DI EMILIANO RUBBI
Qualche giorno fa mi sono preso del “classista” perché ho fatto notare che siamo il paese con meno laureati in Europa assieme alla Romania, il paese che guida la classifica europea per quanto riguarda l’analfabetismo funzionale assieme alla Spagna, il paese europeo nel quale, secondo uno studio dell’Ocse, la percezione dei cittadini è più distante dalla realtà dei fatti su una moltitudine di temi di attualità.
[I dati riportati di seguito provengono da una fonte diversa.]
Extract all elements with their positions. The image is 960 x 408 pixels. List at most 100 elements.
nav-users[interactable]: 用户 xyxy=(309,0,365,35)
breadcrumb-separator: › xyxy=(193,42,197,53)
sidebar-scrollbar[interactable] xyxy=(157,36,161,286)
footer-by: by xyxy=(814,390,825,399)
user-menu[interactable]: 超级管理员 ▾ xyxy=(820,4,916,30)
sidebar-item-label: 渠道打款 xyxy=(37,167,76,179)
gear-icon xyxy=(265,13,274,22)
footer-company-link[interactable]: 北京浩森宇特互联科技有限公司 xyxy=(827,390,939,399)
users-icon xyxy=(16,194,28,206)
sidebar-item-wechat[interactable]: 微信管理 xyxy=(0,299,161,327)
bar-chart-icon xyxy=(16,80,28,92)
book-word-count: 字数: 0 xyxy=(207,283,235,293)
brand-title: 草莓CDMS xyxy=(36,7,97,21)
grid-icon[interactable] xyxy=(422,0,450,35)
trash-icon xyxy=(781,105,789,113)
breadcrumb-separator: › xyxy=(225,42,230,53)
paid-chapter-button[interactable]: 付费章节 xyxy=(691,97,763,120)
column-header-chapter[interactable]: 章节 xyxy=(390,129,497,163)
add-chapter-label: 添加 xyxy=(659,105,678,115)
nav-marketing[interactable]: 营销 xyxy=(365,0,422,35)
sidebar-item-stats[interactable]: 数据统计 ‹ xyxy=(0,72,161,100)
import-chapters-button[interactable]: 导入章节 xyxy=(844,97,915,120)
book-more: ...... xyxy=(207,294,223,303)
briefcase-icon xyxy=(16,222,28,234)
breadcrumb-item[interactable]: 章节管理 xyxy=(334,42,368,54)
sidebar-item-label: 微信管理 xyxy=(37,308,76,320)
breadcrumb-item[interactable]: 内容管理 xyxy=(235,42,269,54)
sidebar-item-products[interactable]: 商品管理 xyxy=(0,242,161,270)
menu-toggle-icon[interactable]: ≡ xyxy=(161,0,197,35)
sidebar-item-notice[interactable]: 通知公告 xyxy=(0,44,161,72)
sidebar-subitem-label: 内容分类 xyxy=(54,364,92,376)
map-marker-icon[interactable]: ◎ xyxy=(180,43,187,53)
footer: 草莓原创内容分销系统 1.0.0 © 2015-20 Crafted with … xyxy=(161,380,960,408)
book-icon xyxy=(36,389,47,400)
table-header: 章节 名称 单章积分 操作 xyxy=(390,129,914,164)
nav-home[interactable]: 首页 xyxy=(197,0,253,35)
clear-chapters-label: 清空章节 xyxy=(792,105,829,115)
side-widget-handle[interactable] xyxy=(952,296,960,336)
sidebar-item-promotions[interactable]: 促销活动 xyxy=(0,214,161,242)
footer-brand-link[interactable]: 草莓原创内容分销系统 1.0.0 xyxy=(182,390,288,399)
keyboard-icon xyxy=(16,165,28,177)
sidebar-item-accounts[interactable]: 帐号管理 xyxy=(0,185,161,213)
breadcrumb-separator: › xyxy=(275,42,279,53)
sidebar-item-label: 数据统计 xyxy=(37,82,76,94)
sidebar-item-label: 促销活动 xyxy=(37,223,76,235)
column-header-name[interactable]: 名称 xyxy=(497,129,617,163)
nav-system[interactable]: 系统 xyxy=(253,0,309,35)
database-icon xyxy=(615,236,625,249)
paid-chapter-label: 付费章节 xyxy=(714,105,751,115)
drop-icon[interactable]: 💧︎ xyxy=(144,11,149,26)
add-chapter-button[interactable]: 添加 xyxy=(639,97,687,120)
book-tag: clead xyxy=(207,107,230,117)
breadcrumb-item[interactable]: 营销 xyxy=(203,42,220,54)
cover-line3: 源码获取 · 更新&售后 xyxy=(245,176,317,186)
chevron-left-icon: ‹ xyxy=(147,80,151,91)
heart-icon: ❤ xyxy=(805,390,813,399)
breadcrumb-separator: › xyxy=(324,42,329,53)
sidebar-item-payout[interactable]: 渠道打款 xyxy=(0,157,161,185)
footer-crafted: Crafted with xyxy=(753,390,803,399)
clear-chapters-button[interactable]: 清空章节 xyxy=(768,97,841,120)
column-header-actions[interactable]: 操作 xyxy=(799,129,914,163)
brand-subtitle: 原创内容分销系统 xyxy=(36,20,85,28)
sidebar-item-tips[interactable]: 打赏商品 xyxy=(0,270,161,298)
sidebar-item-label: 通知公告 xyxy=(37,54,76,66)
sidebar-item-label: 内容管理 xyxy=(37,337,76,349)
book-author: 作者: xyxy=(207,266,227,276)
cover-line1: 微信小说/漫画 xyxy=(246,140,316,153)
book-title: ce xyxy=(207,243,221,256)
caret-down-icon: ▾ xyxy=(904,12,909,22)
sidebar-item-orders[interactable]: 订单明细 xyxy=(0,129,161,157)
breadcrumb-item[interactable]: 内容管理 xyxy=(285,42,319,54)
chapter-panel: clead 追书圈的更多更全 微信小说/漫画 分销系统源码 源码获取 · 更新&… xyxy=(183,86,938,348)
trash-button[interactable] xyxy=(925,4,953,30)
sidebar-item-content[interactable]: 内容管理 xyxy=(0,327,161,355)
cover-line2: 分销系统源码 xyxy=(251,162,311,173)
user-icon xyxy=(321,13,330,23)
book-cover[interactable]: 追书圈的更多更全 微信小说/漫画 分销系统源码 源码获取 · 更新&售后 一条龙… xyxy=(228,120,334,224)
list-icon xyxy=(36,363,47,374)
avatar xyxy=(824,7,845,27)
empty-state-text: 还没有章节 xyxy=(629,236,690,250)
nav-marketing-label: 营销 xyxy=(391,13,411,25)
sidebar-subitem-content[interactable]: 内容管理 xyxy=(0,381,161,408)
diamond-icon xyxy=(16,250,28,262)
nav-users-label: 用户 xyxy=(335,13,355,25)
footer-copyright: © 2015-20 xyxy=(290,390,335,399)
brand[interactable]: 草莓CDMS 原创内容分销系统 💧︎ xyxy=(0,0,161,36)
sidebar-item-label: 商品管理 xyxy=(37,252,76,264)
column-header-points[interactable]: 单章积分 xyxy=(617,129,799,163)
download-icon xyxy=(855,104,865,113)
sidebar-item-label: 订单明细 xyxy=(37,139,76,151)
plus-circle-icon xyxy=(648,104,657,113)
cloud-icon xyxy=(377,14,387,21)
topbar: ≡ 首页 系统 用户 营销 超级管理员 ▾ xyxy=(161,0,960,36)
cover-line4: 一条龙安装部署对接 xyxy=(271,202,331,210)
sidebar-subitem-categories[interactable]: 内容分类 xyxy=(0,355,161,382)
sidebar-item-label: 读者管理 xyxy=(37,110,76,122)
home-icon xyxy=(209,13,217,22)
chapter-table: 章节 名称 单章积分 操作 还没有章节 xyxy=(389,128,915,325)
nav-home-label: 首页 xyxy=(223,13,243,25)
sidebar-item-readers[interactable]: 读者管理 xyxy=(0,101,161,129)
In pratica, secondo molte persone, far notare che siamo diventati un paese profondamente ignorante, è “classista”.
E sapete perché?
Perché da anni, ormai, la politica e buona parte dell’informazione fanno a gara a spiegarci che “la colpa non è del popolo”; che “il popolo ha sempre ragione”, che “il mondo l’hanno rovinato quelli in giacca e cravatta”, i famosi “professoroni” nemici giurati di ogni partito o movimento populista.
La cultura, per buona parte del nostro paese, ormai è vista come un disvalore.
Così fioccano i no mask, i no vax, i negazionisti, i no 5g e tutto quel campionario di idioti che ormai abbiamo imparato tristemente bene a conoscere.
Perché la parola del tizio con la 3a media che si informa sui siti internet, per tutti loro, vale quanto quella dello scienziato, anzi, di più, perché il suddetto tizio informato non è pagato da chissà quale potere forte.
Tutto questo, probabilmente, è iniziato qualche anno fa, quando Beppe Grillo gridava sul palco che bisognava mettere una “massaia che sa far quadrare i conti a casa” a fare il ministro dell’economia.
E molti hanno creduto che fosse un ragionamento sensato.
Ad alcuni di noi, lì per lì, è sembrato di vivere dentro un film distopico, poi ci siamo abituati.
Fatto sta che oggi, anche a sinistra, far notare che oggi è urgente innalzare il livello culturale medio del paese, risulta un discorso “snob”, “classista”.
Forse in molti hanno dimenticato la lezione di Gramsci.
Non ci sarà mai modo di correggere gli errori sistemici nei quali siamo immersi, dal razzismo alla violenza, dal sessismo all’incapacità di distinguere chi si approfitta di loro politicamente, se non si parte dalla cultura.
Perché, da sempre, un popolo ignorante è più facile da controllare, da raggirare.
Basta agitargli un “nemico immaginario” davanti agli occhi per ottenere un consenso plebiscitario.
L’aveva capito Goebbels (e prima di lui Le Bon) e di sicuro non lo hanno dimenticato gli attuali leader populisti e sovranisti.
La differenza tra l’egemonia culturale teorizzata da Gramsci e gli attuali, ridicoli, fan della “competenza” sta nel disprezzo per il popolo.
Bisogna amare il popolo, per volere che sia migliore. E Gramsci amava il popolo.
I “progressisti” attuali, nella stragrande maggioranza dei casi, lo disprezzano.
Vedono l’ignorante come uno al quale togliere il diritto di voto, non come un compagno da aiutare, come una vittima inconsapevole di un sistema malato.
Ecco: il bug del sistema sta tutto lì.
Così le destre populiste e sovraniste hanno buon gioco a dire alle masse di ignoranti che va tutto bene, che sono perfetti così, che hanno una marcia in più degli altri “perché sono italiani”, tanto, dall’altra parte, hanno quelli che, effettivamente, li disprezzano.
E voi chi votereste? Per chi simpatizzereste?
Per uno che vi dà del coglione e vi vuole togliere il diritto di voto o per uno che vi dice che siete dei gran fichi così come siete?
La sinistra ha abbandonato quelle persone e le ha lasciate nelle mani della destra populista, è un dato di fatto.
Parlare di “cultura” non è e non deve essere un modo per tracciare una riga tra “noi” e “loro”, chiedere cultura per tutti, rivoluzionare un sistema che la nega, dovrebbe essere il primo punto nell’agenda di qualsiasi partito che voglia dirsi “di sinistra”.
E ora, se volete, ripetetemi pure che sono classista.